All’improvviso la tragedia. Una delle macchine di scorta del giudice Paolo Borsellino, percorrendo la corsia preferenziale, dopo avere superato il semaforo di Piazza Croci, striscia contro una macchina che procedeva in senso inverso e, sbandando paurosamente, piomba sul gruppo di ragazzi che attendevano l’autobus. Moltissimi saranno i feriti, Biagio Siciliano di appena 14 anni morirà all’istante e Giuditta Milella di anni 7 si spegnerà dopo una settimana.
Questa è la ricostruzione di quel terribile avvenimento che con Maurizio Scaglione abbiamo descritto nel libro Mafia senza onore.
Sì perché anche questi ragazzi sono vittime innocenti di quel clima di violenza e di paura che Cosa Nostra aveva instaurato a Palermo, una città assediata, blindata, quasi in assetto di guerra.
Nel libro riordiamo le grida, i pianti la rabbia degli studenti, la protesta verso i poliziotti e l’intervento del preside Aldo Zanca che scende immediatamente tra i ragazzi per confortarli ed evitare una spaccatura tra i giovani, tra la città le forze dell’ordine.
Dirà infatti: “Sono profondamente addolorato e tuttavia mi auguro che questo incidente non venga strumentalizzato per privare magistrati e poliziotti, impegnati nella lotta alla mafia.
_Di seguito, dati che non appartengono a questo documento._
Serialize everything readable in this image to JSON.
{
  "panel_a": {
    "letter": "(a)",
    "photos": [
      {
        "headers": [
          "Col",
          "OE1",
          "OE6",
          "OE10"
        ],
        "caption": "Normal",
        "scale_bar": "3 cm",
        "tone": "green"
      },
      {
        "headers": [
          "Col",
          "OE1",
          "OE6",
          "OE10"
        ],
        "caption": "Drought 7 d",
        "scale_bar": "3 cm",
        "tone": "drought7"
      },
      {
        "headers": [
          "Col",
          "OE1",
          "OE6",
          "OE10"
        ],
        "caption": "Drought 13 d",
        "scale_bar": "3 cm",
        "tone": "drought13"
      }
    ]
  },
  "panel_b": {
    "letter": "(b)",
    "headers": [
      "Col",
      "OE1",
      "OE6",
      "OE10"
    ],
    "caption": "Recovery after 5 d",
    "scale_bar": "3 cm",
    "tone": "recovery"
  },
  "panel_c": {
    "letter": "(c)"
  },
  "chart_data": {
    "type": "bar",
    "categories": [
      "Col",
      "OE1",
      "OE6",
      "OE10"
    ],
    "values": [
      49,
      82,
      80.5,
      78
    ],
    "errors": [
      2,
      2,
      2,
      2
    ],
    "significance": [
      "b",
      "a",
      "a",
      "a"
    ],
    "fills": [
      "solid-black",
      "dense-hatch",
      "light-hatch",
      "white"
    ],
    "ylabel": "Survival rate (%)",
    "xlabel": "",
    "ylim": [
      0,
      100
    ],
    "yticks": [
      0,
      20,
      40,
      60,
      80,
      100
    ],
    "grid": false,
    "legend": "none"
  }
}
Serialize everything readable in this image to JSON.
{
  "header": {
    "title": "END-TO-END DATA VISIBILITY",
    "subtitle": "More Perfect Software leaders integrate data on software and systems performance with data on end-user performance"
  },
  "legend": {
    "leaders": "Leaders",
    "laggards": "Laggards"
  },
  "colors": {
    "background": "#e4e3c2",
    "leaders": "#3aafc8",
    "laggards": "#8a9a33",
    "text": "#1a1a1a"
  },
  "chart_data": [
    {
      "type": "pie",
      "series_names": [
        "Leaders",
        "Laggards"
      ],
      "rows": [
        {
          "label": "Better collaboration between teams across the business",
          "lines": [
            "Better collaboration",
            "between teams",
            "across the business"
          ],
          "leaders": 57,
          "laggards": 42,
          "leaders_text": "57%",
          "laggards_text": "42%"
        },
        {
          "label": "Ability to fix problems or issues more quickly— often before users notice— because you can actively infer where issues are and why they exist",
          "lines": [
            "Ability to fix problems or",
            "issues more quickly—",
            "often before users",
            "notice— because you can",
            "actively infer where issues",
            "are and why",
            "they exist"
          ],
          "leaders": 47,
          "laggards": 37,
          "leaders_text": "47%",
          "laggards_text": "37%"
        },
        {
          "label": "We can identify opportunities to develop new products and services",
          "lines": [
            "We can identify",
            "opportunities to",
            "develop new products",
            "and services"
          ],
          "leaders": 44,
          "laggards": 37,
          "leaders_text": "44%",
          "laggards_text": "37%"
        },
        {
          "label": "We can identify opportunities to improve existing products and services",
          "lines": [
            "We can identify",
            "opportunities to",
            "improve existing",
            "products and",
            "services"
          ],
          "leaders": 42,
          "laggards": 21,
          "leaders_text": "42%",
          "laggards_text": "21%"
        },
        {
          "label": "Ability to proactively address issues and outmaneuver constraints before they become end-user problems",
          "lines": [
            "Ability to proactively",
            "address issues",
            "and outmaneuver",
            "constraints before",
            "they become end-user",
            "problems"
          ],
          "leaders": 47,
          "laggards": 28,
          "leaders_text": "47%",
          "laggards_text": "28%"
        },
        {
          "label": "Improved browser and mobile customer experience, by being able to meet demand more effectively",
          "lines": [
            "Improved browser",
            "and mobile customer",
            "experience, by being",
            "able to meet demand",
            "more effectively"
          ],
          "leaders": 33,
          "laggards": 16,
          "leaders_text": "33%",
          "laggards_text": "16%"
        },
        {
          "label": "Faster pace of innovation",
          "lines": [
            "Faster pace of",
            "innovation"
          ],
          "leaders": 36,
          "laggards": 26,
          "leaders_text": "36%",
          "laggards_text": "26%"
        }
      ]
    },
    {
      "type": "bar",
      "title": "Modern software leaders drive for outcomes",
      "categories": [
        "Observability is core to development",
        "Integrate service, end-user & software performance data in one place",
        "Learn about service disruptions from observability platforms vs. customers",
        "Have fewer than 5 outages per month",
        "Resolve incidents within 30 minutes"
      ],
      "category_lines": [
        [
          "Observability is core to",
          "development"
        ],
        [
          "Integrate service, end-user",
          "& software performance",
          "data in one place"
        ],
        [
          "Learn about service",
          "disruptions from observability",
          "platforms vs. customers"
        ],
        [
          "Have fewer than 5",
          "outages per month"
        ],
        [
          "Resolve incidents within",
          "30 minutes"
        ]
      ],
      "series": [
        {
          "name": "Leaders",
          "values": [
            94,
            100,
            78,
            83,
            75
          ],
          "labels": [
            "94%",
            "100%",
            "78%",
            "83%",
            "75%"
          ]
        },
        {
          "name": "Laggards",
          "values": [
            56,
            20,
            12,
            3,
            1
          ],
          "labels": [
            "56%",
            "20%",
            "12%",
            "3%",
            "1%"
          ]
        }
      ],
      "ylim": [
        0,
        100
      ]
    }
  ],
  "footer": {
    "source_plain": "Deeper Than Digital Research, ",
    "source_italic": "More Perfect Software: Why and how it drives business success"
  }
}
Del necessario consenso e sostegno della parte sana di Palermo”.
Biagio e Giuditta sono, infatti da ricordare come vittime innocenti anch’esse cadute sul fronte della lotta alla mafia. Per questo il modo migliore per onorarle è di continuare con il vigore necessario la lotta alla mafia per assicurare alle future generazioni una città, una terra libera dalla violenza dalla prepotenza dai soprusi e affermare quei valori di libertà, di civiltà e di solidarietà per cui Biagio e Giuditta hanno sacrificato la loro vita.